Another possibility is that many Indians are exposed to a variety of diseases throughout their lives – cholera, typhoid and tuberculosis, for example, are widespread – and this exposure can lead the body to a stronger immune response and initially to a new one. virus.
“If the COVID virus can be controlled in the nose and throat, before it reaches the lungs, it does not become as severe. Innate immunity works at this level, trying to reduce the viral infection and prevent it from reaching the lungs, ”said Jameel, of Ashoka University.
Despite the good news in India, the rise of new variants has added another challenge to efforts here and around the world to bring the pandemic under control. Scientists have identified several variants in India, including some that have been accused of causing new infections in people who already had an earlier version of the virus. But they are still studying the implications for public health.
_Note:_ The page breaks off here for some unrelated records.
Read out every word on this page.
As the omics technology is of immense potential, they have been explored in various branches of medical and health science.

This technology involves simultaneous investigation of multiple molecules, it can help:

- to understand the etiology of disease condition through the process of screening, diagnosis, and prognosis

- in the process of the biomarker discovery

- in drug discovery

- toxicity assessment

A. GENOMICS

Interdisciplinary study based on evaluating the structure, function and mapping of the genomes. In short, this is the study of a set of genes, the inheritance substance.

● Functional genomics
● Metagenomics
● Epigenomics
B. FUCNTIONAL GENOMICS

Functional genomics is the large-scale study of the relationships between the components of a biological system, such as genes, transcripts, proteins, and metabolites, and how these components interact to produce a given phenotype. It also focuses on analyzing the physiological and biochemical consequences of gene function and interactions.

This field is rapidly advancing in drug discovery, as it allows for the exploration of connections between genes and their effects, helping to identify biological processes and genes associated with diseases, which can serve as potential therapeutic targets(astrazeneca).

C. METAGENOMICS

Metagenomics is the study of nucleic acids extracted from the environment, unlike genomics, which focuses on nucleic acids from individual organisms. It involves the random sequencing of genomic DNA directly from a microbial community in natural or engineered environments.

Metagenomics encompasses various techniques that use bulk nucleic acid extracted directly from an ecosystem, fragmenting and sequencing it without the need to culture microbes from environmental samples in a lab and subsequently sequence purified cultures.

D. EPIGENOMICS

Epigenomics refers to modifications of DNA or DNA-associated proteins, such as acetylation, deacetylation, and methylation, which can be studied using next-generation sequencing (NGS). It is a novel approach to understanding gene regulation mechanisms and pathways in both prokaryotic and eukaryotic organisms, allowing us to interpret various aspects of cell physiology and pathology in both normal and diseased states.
Experts are examining whether the variants could lead to an increase in the number of cases in the southern state of Kerala, which were previously considered a plan to fight the virus. Kerala now accounts for almost half of India’s current COVID-19 cases. Government-funded research has suggested that a more contagious version of the virus may be at stake, and efforts to sequence its genome are ongoing.
Given the reasons for India’s success, experts are worried that people will step down. Much of India has already returned to normal life. In many cities, markets are bustling, roads are crowded and restaurants are almost full.
“With the reduction in numbers, I feel that the worst of COVID is over,” said MB Ravikumar, an architect who was hospitalized last year and recovered. “And we can all breathe a sigh of relief.”
Maybe not yet, said Jishnu Das, a health economist at Georgetown University who advises the state of West Bengal on pandemic management.
“We don’t know if this will return in three or four months,” he warned.